As a first thesis project in this field of research, the content is of a fundamental nature and will likely lead to questions that merit further examination. In the course of her master’s thesis Christiane Schick also developed a calculation tool for determining costs and facilitating the initial planning phases of future projects. “The combination of theory and practise is what makes my work so interesting,” she adds. “I brought my food technology and industrial engineering knowledge into io‑consultants and have gained valuable practical experience of the interactions between technology and commerce in return. Moreover, I was given all the time and help I needed when working on my master’s thesis. At the same time, I also took on additional smaller tasks that provided me with important insights into day-to-day business and, in hindsight, really helped me find my feet at io‑consultants.”

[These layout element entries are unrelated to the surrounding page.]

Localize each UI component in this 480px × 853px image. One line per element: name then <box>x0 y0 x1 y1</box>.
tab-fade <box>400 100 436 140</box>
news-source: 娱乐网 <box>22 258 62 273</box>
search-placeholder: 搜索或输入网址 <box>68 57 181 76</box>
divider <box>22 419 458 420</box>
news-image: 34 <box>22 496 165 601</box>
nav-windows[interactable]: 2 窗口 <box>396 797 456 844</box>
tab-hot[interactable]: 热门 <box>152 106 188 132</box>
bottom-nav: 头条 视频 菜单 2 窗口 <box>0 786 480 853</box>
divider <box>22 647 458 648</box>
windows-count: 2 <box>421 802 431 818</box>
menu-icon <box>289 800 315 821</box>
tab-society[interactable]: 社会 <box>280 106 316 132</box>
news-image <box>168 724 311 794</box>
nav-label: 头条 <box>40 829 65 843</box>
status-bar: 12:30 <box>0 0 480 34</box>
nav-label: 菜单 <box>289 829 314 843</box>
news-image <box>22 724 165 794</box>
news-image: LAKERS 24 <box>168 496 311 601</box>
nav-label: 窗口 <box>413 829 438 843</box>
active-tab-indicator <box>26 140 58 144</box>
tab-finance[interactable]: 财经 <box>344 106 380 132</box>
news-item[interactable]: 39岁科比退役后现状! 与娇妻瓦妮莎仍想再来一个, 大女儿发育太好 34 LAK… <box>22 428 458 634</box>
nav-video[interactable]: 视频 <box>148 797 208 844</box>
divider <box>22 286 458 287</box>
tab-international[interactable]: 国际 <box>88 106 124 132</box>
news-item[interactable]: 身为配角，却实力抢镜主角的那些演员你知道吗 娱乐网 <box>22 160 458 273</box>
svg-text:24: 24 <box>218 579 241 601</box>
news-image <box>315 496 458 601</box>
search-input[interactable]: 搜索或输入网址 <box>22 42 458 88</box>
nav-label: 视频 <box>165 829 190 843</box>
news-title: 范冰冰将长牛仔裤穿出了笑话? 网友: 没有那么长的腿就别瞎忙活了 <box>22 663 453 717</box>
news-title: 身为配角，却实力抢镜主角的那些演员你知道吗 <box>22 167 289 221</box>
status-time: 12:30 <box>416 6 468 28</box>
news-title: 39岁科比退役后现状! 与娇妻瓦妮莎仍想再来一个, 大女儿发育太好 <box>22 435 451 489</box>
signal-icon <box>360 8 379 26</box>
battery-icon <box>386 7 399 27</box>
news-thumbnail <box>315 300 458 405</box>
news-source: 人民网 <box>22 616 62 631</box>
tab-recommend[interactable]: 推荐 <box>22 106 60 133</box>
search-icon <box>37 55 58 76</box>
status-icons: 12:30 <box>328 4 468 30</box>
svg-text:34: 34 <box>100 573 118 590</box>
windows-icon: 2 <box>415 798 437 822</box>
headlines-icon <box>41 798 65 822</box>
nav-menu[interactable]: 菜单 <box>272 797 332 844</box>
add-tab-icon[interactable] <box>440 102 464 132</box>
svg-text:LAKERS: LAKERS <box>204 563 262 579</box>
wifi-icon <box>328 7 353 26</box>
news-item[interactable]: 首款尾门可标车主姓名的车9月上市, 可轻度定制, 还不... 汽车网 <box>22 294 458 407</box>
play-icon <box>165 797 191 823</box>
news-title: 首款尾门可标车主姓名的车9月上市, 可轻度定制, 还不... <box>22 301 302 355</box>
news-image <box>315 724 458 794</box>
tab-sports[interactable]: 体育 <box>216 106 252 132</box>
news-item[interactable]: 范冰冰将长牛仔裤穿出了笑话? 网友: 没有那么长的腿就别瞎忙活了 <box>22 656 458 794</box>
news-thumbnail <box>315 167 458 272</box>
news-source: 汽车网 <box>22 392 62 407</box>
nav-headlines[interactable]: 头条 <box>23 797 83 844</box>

Christiane Schick studied food technology at the University of Trier and joined io‑consultants as an analyst soon after completing her MSc in engineering. Her master’s thesis is entitled “Planungshandbuch für eine Cook & Freeze Produktionsfabrik – Betrachtung der Qualität, aktueller Einfrierverfahren und einer Kostenanalyse im Vergleich zu Cook & Chill” (‘Planning manual for a cook & freeze production facility – an examination of quality and current freezing methods, and a cost analysis compared with cook & chill’).
With its Catering/Healthcare business unit and subsidiary in Dubai (United Arab Emirates), io‑consultants is the global market leader for planning in-flight catering facilities, and prides itself on renowned customers such as Emirates Flight Catering, Etihad Airways and Oman Air. This line of business is supplemented with planning services for canteen kitchens, hospital and university catering facilities, and staff restaurants.